Le retour de flammes est aussi un signe du temps politiquement plus orageux pour Donald Trump. Il y a quelques mois à peine, l’emprise de Donald Trump sur son camp était telle que personne n’aurait osé critiquer cette image. Plus maintenant. La gestion controversée du dossier Epstein tout comme la décision contestée à droite de sa politique étrangère va-t-en-guerre ont laissé des cicatrices. "Tant que Donald Trump appliquait les politiques voulues par ces milieux religieux de droite, cet électorat fermait les yeux sur ses frasques, mais maintenant, il semblerait que cela devienne moins évident", analyse Emma Long.
Reste à savoir si les attaques contre le pape et le faux pas de l'image postée par Donald Trump peuvent lui coûter cher politiquement. "Une partie de l’électorat religieux, notamment les nationalistes chrétiens, ne va pas être affectée", assure Emma Long.
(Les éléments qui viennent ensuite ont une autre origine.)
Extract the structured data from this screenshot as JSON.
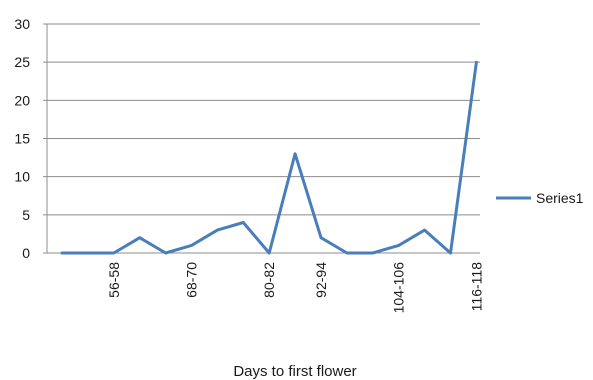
{
  "chart_data": {
    "type": "line",
    "title": "",
    "xlabel": "Days to first flower",
    "ylabel": "",
    "ylim": [
      0,
      30
    ],
    "y_ticks": [
      0,
      5,
      10,
      15,
      20,
      25,
      30
    ],
    "grid": "horizontal",
    "legend_position": "right",
    "x_tick_labels": [
      {
        "index": 2,
        "label": "56-58"
      },
      {
        "index": 5,
        "label": "68-70"
      },
      {
        "index": 8,
        "label": "80-82"
      },
      {
        "index": 10,
        "label": "92-94"
      },
      {
        "index": 13,
        "label": "104-106"
      },
      {
        "index": 16,
        "label": "116-118"
      }
    ],
    "series": [
      {
        "name": "Series1",
        "color": "#4a7ebb",
        "values": [
          0,
          0,
          0,
          2,
          0,
          1,
          3,
          4,
          0,
          13,
          2,
          0,
          0,
          1,
          3,
          0,
          25
        ]
      }
    ]
  }
}
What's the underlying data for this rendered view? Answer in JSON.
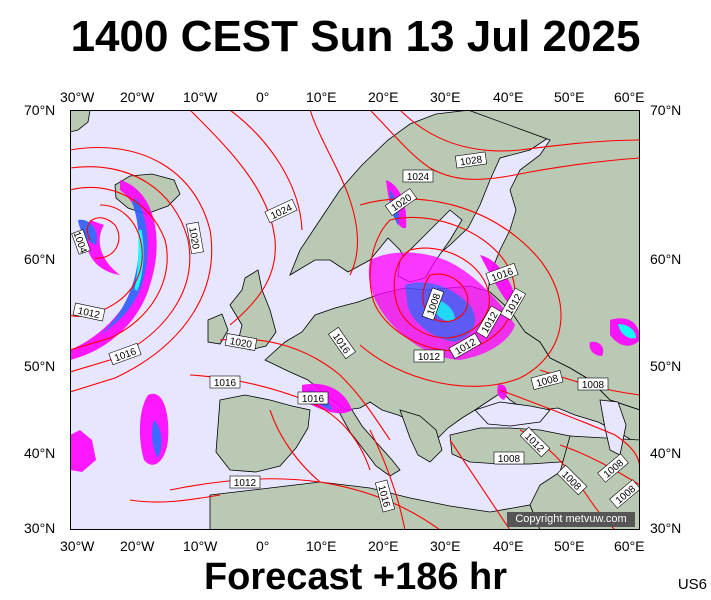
{
  "header": {
    "title": "1400 CEST Sun 13 Jul 2025"
  },
  "footer": {
    "forecast": "Forecast +186 hr",
    "model_code": "US6"
  },
  "axes": {
    "top_lon": [
      "30°W",
      "20°W",
      "10°W",
      "0°",
      "10°E",
      "20°E",
      "30°E",
      "40°E",
      "50°E",
      "60°E"
    ],
    "bottom_lon": [
      "30°W",
      "20°W",
      "10°W",
      "0°",
      "10°E",
      "20°E",
      "30°E",
      "40°E",
      "50°E",
      "60°E"
    ],
    "left_lat": [
      "70°N",
      "60°N",
      "50°N",
      "40°N",
      "30°N"
    ],
    "right_lat": [
      "70°N",
      "60°N",
      "50°N",
      "40°N",
      "30°N"
    ]
  },
  "map": {
    "copyright": "Copyright metvuw.com",
    "isobar_labels": [
      "1028",
      "1024",
      "1024",
      "1020",
      "1020",
      "1004",
      "1012",
      "1016",
      "1020",
      "1016",
      "1016",
      "1012",
      "1012",
      "1008",
      "1016",
      "1012",
      "1008",
      "1008",
      "1012",
      "1016",
      "1008",
      "1008",
      "1012",
      "1008",
      "1016",
      "1008",
      "1012"
    ],
    "colors": {
      "ocean": "#e6e6ff",
      "land": "#b9c9b4",
      "isobar": "#ff0000",
      "coast": "#000000",
      "rain_light": "#ff00ff",
      "rain_mid": "#3355ff",
      "rain_heavy": "#00ffff"
    }
  }
}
L’image, qui mélangeait des symboles chrétiens avec des références nationalistes comme l'aigle américain, le drapeau et les soldats, était même taillée sur mesure pour eux, estime cette spécialiste.
Le jugement des catholiques devrait être plus dur. Ces controverses "risquent de desservir électoralement le président auprès de cet électorat", affirme Blandine Chelini-Pont. En effet, si la plupart des chrétiens évangéliques (protestants) forment le socle du camp Maga, les catholiques ont la loyauté moins chevillée au corps. Il est possible que ces controverses et "les prises de position d’autorités comme le pape ou des cardinaux nord-américains, qui avaient critiqué en janvier le comportement de l’ICE [la police de l’immigration, NDLR]" éloignent une partie des catholiques des républicains.
Ces fidèles vont certainement suivre de près les réactions du premier d’entre eux au sein de l’administration Trump : J. D. Vance. "Il va être très intéressant de voir comment le vice-président réagit à tout ça", note Blandine Chelini-Pont.
Pour l’instant, celui qui doit bientôt publier un livre sur sa conversion tardive au catholicisme "s’est montré très diplomatique en cherchant à déminer le terrain", analyse Emma Long. En tout cas, bien plus que lorsqu'il critique les pays européens. Il a notamment déclaré qu’il était normal qu’il puisse y avoir des désaccords entre le pape et le président américain.
Pour Emma Long, l’impact de cette séquence politique sur le vote catholique va dépendre de la capacité du duo Trump-Vance à en minimiser l’importance tout en passant à autre chose. Car sinon, d’après elle, "cet électorat va s’en souvenir en novembre".